In: Statistics and Probability
9. Define the following terms or concepts based on your understanding from the book. 8 points
a) Type I and Type II error
b) Statistical Significance and P-value (and what’s the “wrong” interpretation of a p-value?)
c) Critical Region
d) What happens to a normal distribution when the standard deviation increases (but the mean stays the same)?
a)
type I error :In statistical hypothesis testing, a type I error is the rejection of a true null hypothesis (also known as a "false positive" finding)
type II error :a type II error is failing to reject a false null hypothesis (also known as a "false negative" finding)

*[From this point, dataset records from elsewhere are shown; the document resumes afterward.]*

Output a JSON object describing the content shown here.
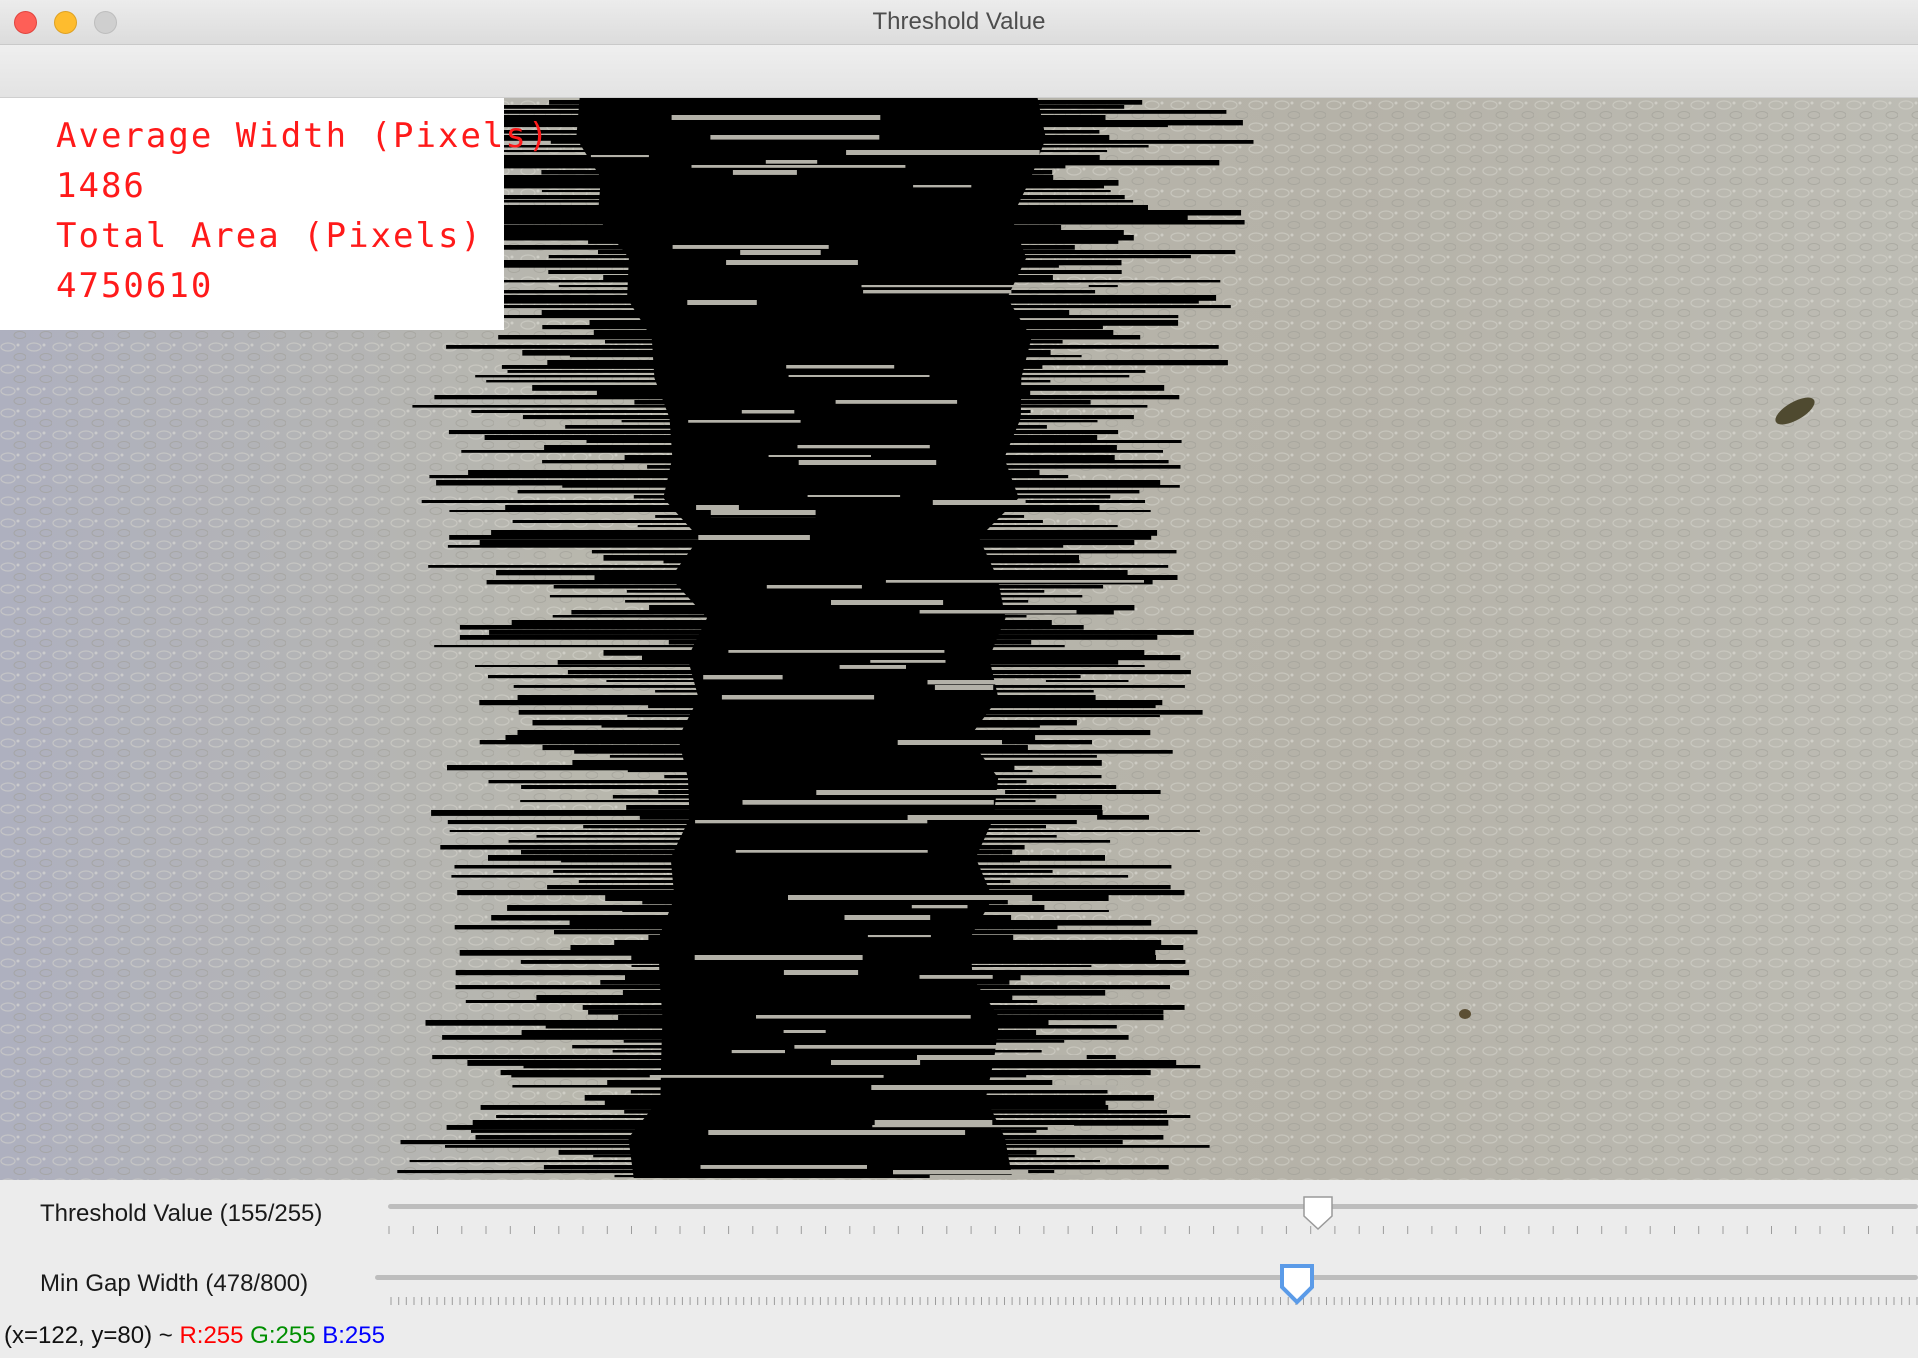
{
  "window": {
    "title": "Threshold Value"
  },
  "overlay": {
    "line1": "Average Width (Pixels)",
    "line2": "1486",
    "line3": "Total Area (Pixels)",
    "line4": "4750610",
    "text_color": "#ff1a1a"
  },
  "sliders": [
    {
      "label": "Threshold Value (155/255)",
      "value": 155,
      "max": 255
    },
    {
      "label": "Min Gap Width (478/800)",
      "value": 478,
      "max": 800
    }
  ],
  "status": {
    "coords": "(x=122, y=80) ~",
    "r": "R:255",
    "g": "G:255",
    "b": "B:255"
  },
  "colors": {
    "traffic_close": "#fe5f57",
    "traffic_min": "#febc2e",
    "traffic_zoom": "#cfcfcf",
    "gap_mask": "#000000",
    "cells": "#b7b5ae"
  }
}
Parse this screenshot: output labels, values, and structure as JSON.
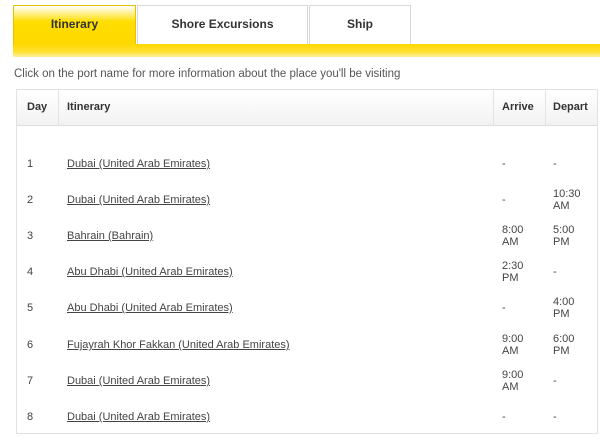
{
  "tabs": [
    {
      "label": "Itinerary",
      "active": true
    },
    {
      "label": "Shore Excursions",
      "active": false
    },
    {
      "label": "Ship",
      "active": false
    }
  ],
  "intro_text": "Click on the port name for more information about the place you'll be visiting",
  "table": {
    "headers": {
      "day": "Day",
      "itinerary": "Itinerary",
      "arrive": "Arrive",
      "depart": "Depart"
    },
    "rows": [
      {
        "day": "1",
        "port": "Dubai (United Arab Emirates)",
        "arrive": [
          "-"
        ],
        "depart": [
          "-"
        ]
      },
      {
        "day": "2",
        "port": "Dubai (United Arab Emirates)",
        "arrive": [
          "-"
        ],
        "depart": [
          "10:30",
          "AM"
        ]
      },
      {
        "day": "3",
        "port": "Bahrain (Bahrain)",
        "arrive": [
          "8:00",
          "AM"
        ],
        "depart": [
          "5:00",
          "PM"
        ]
      },
      {
        "day": "4",
        "port": "Abu Dhabi (United Arab Emirates)",
        "arrive": [
          "2:30",
          "PM"
        ],
        "depart": [
          "-"
        ]
      },
      {
        "day": "5",
        "port": "Abu Dhabi (United Arab Emirates)",
        "arrive": [
          "-"
        ],
        "depart": [
          "4:00",
          "PM"
        ]
      },
      {
        "day": "6",
        "port": "Fujayrah Khor Fakkan (United Arab Emirates)",
        "arrive": [
          "9:00",
          "AM"
        ],
        "depart": [
          "6:00",
          "PM"
        ]
      },
      {
        "day": "7",
        "port": "Dubai (United Arab Emirates)",
        "arrive": [
          "9:00",
          "AM"
        ],
        "depart": [
          "-"
        ]
      },
      {
        "day": "8",
        "port": "Dubai (United Arab Emirates)",
        "arrive": [
          "-"
        ],
        "depart": [
          "-"
        ]
      }
    ]
  },
  "colors": {
    "accent": "#ffd700",
    "text": "#333333"
  }
}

b) Statistical significance : In statistical hypothesis testing, a result has statistical significance when it is very unlikely to have occurred given thenull hypothesis. More precisely, a study's defined significance level, α, is the probability of the study rejecting the null hypothesis, given that it were true
p-value : The p-value is the level of marginal significance within a statistical hypothesis test representing the probability of the occurrence of a given event. The p-value is used as an alternative to rejection points to provide the smallest level of significance at which the null hypothesis would be rejected.
c)Critical Region :The set of outcomes of a statistical test for which the null hypothesis is to be rejected
d)The population mean of the distribution of sample means is the same as the population mean of the distribution being sampled from. Thus the mean of the distribution of the means never changes. The standard deviation of the sample means, however, is the population standard deviation from the original distribution divided by the square root of the sample size. Thus as the sample size increases, the standard deviation of the means decreases; and as the sample size decreases, the standard deviation of the sample means increases.